While the Toonerville Trolley toy had, I believe, four different layers of potential understanding attached to it (the depiction of the toy, the diegetic toy, the cartoon object that the toy depicts, and the diegetic trolley that the cartoon depicts), all of these options were based upon decisions that the viewer made regarding their comprehension of the image. As an image, it could be all of these things simultaneously. As far as the level of fiction goes, the situation is far simpler – it is a direct depiction of a diegetic toy, not a prop purporting to be a toy as we have with our live-action vase.

Our hypothetical animated vase therefore is only the vase of the story, without the additional layer of pro-filmic understanding. This becomes more interesting when we move away from inanimate objects and look at characters. When we see a character in a live-action film, we are likewise able to look at the figure on screen in one of two ways – as pro-filmic performer or diegetic character. When we see Charlie Chaplin, we can either choose to perceive him as Charles Chaplin, the Hollywood writer, director and performer, who cavorts about the screen engaging in a variety of impressive slapstick set-pieces, or we can choose to see him as the Little Tramp, the hopeless, homeless man who finds himself in a variety of scrapes and scenarios that he has no control over.

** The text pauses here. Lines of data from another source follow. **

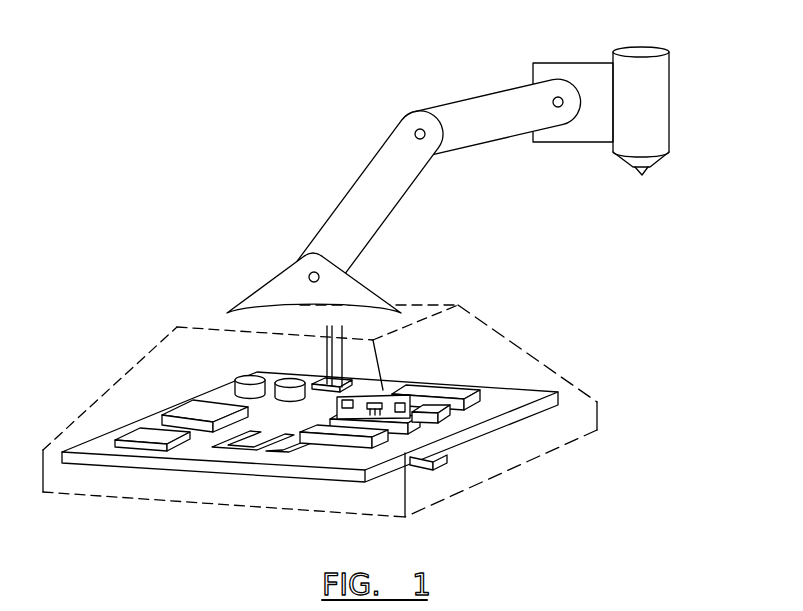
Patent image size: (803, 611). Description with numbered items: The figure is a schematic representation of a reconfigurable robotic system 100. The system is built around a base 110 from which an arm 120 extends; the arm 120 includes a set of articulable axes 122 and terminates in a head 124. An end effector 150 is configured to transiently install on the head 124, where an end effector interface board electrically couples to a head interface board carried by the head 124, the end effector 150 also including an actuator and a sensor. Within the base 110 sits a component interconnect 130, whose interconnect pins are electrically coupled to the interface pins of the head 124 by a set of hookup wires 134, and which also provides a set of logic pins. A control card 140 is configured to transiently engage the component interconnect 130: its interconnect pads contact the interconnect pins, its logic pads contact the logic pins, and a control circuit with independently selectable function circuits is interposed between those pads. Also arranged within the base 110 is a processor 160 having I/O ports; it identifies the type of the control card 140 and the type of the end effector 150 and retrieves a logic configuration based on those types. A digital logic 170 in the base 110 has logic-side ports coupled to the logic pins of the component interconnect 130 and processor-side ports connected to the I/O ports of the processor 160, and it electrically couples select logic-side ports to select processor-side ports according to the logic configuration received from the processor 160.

The reconfigurable robotic system 100 is at (184, 103).
The base 110 is at (600, 430).
The arm 120 is at (357, 201).
The set of articulable axes 122 is at (309, 277).
The head 124 is at (598, 90).
The component interconnect 130 is at (405, 420).
The set of hookup wires 134 is at (383, 392).
The control card 140 is at (404, 393).
The end effector 150 is at (653, 100).
The processor 160 is at (148, 434).
The digital logic 170 is at (193, 412).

But with an animated character like Felix the Cat, we do not have a pro-filmic performer to consider. We can only see the diegetic character of Felix, without the additional consideration of a performer. As such, I would argue that animated characters are more 'true' than their live-action counterparts because they lack this extra level of non-diegetic complexity. Michael Corleone in The Godfather (Francis Ford Coppola, 1972) can never sever himself from Al Pacino; the pro-filmic actor will always be hovering around our perception of the character, always potentially distracting us from Corleone as a complete and truly diegetic entity. But Bugs Bunny is capable of being just Bugs devoid of any non-diegetic complexity. The things that Bugs says and does are therefore, in a sense, more true than the words and actions of Corleone.

                                                                                                                  - P. S.